Passa na Estação das Docas, no Ver o Peso, na feira de artesanato. Compra lembranças para a casa, para não chegar de mãos vazias, sem nada para os netos queridos.

O Complexo Feliz Lusitânia é especial. Pela arquitetura, pelos museus que lá estão localizados. O Forte e a história da cidade, foi lá que tudo começou. As igrejas na sua imponência.

São oito da manhã e tudo fechado. Ficou admirando e resolve falar com um vigia. De um museu que não abriria por haver evento com Ministros do G20.

Simpático, o guarda explica tudo, as origens, o atual, o restaurante das doze janelas, o melhor da cidade, segundo ele.

No chão uns doze cachorros.

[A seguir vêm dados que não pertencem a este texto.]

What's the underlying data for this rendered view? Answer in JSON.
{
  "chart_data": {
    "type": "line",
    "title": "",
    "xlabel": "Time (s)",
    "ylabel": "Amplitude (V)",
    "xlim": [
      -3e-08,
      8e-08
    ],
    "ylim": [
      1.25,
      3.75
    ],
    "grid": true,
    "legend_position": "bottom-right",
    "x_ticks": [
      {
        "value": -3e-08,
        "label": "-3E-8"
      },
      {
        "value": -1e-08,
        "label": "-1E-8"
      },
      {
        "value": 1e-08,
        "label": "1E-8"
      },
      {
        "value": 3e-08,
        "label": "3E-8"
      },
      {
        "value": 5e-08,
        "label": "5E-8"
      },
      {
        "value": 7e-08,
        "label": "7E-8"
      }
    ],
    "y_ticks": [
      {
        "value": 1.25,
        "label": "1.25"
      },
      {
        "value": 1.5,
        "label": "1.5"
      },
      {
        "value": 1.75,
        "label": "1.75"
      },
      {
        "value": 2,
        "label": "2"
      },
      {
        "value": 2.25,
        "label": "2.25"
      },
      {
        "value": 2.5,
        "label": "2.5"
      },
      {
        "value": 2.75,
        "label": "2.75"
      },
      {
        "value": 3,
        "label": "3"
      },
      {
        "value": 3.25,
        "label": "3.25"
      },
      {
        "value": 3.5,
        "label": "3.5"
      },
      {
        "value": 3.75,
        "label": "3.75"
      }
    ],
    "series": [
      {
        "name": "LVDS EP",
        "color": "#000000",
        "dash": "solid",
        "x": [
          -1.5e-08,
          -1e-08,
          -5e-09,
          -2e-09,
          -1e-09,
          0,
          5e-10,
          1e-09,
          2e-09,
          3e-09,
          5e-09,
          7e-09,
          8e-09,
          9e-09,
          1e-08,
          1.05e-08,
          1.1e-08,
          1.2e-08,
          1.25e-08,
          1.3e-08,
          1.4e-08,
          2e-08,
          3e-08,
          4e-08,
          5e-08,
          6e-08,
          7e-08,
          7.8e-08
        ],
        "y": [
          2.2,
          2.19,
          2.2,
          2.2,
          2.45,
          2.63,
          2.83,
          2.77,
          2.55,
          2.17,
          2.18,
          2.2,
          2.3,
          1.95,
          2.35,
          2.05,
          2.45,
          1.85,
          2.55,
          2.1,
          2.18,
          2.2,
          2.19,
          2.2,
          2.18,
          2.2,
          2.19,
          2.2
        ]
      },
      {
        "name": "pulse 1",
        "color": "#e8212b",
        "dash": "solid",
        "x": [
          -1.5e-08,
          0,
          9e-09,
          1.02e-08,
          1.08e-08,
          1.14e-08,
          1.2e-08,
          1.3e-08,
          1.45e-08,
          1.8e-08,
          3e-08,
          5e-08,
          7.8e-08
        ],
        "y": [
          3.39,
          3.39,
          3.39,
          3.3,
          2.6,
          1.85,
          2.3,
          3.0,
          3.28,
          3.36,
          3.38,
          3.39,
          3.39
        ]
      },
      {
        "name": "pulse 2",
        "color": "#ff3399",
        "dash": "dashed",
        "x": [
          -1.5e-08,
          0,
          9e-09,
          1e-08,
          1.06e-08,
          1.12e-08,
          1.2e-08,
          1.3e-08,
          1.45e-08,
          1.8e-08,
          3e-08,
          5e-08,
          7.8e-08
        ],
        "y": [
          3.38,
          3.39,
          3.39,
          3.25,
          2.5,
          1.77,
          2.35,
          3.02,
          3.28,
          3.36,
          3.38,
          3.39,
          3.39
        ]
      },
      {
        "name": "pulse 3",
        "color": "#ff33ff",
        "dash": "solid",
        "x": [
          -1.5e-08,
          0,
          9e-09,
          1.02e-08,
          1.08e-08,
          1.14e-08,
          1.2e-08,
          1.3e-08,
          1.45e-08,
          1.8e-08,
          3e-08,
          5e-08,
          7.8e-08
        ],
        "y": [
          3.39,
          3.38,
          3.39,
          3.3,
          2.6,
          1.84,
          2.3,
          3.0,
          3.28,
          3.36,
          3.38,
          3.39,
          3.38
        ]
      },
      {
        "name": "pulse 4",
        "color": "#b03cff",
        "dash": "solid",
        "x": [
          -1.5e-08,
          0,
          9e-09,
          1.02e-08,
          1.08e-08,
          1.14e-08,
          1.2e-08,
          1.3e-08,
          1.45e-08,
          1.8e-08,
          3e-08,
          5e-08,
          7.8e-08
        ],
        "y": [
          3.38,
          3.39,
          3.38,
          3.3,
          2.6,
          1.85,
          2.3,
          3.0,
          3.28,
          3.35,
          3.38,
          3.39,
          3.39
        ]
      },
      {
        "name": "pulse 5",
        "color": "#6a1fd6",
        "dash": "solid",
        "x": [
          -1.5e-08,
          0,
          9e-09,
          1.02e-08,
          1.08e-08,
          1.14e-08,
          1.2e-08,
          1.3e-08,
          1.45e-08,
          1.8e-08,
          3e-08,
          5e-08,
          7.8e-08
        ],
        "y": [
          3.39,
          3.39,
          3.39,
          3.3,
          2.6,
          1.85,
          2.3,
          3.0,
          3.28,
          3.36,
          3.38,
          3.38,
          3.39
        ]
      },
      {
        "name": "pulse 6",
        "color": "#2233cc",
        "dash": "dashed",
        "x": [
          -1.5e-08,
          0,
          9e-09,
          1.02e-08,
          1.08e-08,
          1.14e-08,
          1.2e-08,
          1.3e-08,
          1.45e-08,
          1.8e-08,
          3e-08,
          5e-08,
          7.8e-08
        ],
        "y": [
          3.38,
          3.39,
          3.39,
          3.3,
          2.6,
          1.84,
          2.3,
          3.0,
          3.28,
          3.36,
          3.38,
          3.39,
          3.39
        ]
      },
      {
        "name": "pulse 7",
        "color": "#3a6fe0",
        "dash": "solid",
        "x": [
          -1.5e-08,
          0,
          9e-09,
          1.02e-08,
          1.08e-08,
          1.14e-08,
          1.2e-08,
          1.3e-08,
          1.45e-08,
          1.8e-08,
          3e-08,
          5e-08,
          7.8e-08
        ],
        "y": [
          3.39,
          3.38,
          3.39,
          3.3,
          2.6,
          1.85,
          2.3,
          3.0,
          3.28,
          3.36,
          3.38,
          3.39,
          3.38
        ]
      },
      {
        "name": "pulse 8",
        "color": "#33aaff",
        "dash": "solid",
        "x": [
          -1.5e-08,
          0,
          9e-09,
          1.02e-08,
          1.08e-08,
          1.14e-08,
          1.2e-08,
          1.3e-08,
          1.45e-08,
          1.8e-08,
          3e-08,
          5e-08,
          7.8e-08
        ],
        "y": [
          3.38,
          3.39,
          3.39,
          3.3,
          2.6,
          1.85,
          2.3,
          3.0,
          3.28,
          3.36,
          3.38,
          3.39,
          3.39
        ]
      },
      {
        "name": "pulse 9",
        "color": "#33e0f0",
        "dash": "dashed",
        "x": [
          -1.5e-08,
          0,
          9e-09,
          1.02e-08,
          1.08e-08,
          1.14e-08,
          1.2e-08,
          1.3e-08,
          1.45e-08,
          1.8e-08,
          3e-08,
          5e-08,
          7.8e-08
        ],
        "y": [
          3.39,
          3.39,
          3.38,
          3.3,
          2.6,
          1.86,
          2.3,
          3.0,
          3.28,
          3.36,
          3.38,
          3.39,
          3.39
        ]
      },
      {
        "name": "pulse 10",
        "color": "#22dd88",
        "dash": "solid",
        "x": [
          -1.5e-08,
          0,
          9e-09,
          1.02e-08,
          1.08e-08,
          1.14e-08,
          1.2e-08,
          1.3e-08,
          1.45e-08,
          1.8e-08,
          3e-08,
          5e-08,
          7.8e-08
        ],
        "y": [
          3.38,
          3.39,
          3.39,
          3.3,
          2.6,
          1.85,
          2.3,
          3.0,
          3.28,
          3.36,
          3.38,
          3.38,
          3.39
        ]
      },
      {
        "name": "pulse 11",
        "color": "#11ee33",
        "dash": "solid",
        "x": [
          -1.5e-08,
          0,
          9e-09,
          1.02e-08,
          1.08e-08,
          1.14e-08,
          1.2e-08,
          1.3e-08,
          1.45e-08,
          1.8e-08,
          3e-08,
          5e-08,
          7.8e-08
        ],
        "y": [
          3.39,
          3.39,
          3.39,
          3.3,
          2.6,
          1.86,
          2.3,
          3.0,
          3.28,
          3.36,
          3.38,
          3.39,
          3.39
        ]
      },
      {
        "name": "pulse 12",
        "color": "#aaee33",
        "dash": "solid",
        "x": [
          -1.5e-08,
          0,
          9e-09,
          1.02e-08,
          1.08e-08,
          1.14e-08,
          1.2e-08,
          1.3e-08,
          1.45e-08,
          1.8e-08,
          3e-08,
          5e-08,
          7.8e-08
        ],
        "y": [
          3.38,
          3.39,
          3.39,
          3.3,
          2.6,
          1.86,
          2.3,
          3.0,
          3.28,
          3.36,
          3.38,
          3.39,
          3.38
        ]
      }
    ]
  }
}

Sendo de rua, não me atrevo a chamar de matilha. Pareciam também escutar. O locutor se empolga em suas explanações.

Um cachorro observa atento. A batata da perna do turista inadvertido. Num momento, sem muita explicação, da um bote e a morde com gosto. “Nhoc”, é bem certeiro. O sangue começa jorrar.

O vigia e uma colega o acodem. Tentam estancar o jorro vermelho. Mas a mordida foi profunda. Necessário recorrer à profissional.

Retorna ao hotel e pede ajuda. Já se aproxima das dez. O gerente muito solícito.  Providencia o curativo. Atrás da famosa anti-rábica, a próxima etapa.

O hospital do Plano de Saúde não tem, o Posto de Saúde Municipal, também não. Uma Unidade de Pronto Atendimento tem, mas é preciso o cartão do SUS. Infelizmente nada se resolve. A tarde já se faz presente. E o avião sairá no seu final. Acalmam-no dizendo que teria 72 horas para iniciar a vacinação.

Conformado se dirige ao aeroporto. Pouco teve o que fazer. Seu dia de turismo foi emocionante, poderá contar para muitos amigos. Mas, foi diferente do planejado. A vacina, oito doses terá que tomar, sem poder muito reclamar.

Planejamento não é execução, imprevistos acontecem e têm que ser vividos. O bom humor é o único consolo.